The Pain of Prison
I never knew how much prison could affect a child until I got home to really witness it for myself.
Rebuilding a relationship with my youngest child by far is the hardest part of my reintegration process. I left when Aaliyah was 4, at an age when all she wanted was her dad. I couldn’t leave her side. She had to sleep in my arms to fall asleep. I couldn’t leave the house without getting a call from her mom to come back because Aaliyah wouldn’t stop crying for me.
Prison took all of that away!
When I left, a huge part of Aaliyah left also. A child that was an extrovert became an introvert. A child that had so much spirit, now isolates herself. Now that joy that was once there for her dad struggles to show when she’s around me.
I called my children more than any other prisoner during the time I was incarcerated, but I see, that still wasn’t enough. A parent being snatched out of a child’s life with no warning — with no cushion to soften the blow — affected her deeply.

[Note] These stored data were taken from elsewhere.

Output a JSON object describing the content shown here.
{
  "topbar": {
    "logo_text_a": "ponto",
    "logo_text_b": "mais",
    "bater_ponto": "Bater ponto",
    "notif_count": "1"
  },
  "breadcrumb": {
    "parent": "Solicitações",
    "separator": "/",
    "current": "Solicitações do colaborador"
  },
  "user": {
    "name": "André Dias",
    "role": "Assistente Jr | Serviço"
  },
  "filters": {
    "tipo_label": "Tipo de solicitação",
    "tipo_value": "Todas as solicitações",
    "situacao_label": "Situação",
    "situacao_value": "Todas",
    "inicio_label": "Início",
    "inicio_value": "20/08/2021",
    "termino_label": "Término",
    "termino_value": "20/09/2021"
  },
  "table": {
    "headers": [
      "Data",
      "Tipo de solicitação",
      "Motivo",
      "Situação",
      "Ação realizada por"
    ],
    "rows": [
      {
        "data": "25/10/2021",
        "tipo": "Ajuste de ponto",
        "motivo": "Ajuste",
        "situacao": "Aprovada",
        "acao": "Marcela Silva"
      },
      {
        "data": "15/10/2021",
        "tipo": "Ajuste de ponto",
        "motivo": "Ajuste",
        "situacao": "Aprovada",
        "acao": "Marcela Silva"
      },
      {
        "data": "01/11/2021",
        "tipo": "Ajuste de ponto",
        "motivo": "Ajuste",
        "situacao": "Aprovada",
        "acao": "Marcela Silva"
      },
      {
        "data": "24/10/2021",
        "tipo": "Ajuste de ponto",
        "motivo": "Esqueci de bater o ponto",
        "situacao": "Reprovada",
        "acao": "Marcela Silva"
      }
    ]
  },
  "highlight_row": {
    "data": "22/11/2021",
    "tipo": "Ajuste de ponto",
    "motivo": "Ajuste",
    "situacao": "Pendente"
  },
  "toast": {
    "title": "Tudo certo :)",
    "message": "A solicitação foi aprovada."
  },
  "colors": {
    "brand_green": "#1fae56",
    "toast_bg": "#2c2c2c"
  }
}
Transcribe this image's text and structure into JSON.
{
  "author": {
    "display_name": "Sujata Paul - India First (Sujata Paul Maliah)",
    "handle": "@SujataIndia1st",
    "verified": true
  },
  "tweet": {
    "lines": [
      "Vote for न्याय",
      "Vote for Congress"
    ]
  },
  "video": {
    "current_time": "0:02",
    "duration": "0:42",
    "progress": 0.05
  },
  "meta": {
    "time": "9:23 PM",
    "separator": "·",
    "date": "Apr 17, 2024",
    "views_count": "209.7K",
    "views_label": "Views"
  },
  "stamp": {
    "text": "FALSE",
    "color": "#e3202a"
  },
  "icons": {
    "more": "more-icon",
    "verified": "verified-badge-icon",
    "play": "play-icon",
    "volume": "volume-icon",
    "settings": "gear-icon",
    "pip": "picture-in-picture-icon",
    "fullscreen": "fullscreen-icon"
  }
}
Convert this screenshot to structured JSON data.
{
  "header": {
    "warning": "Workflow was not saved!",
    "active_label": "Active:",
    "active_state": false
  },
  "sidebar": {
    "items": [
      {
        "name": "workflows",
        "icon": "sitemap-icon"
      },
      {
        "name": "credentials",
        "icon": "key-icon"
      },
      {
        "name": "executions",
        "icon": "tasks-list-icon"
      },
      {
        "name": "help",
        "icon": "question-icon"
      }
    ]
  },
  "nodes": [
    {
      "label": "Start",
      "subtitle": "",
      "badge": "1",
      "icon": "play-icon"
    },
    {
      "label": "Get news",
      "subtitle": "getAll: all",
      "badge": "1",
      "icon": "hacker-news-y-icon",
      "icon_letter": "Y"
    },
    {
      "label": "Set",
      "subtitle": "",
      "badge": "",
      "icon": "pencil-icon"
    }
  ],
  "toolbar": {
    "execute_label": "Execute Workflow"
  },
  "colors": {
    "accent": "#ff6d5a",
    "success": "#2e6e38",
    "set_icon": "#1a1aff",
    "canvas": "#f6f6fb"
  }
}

The reality of it all: she was so young when I left that she has forgotten how close we used to be. My time away, pushed her away. Since I’ve returned home, I work to reclaim my position as her hero, but she resists. The 4-year-old I once had, is now 14. It is difficult to rebuild what we had, so I try to be strategic with how I talk to her, correct her and love her. I don’t want to be too hard on her with discipline and run her away. I don’t want to just buy her things and have her think I can be used to get stuff.

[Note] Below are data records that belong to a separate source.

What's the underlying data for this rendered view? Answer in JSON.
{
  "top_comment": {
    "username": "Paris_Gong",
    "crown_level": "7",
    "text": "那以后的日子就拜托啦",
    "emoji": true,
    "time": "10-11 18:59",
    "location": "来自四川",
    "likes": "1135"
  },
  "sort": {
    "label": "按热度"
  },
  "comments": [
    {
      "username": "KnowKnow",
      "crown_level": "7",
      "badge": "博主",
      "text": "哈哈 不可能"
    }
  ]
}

Instead, I try to spend time with her, so we can relearn each other. We have our ups and downs. It’s a daily struggle.
The effects of being in prison didn’t just affect me but affected my kids more because they grew up without that balance of love from a mother and father. I now struggle to replace it.
I missed many of Aaliyah’s special moments. I was absent to help with Aaliyah’s growth and development. Sometimes I feel like a stranger to my child, because she really doesn’t know me; however, I’m not giving up on fighting for my position as the father she once couldn’t be away from.
It’s my responsibility to rebuild what we once had, so I’m not letting nothing come between me and family again. I will keep you posted on the progress I make as time goes on.
Habakkuk Nickens was sentenced to 20 years in federal prison, convicted on racketeering charges. His time was cut short thanks to a compassionate release motion and the First Step Act, which reduces prisoners’ time based on participation in recidivism programs. He’s contributing a column in The Stand to document his return home.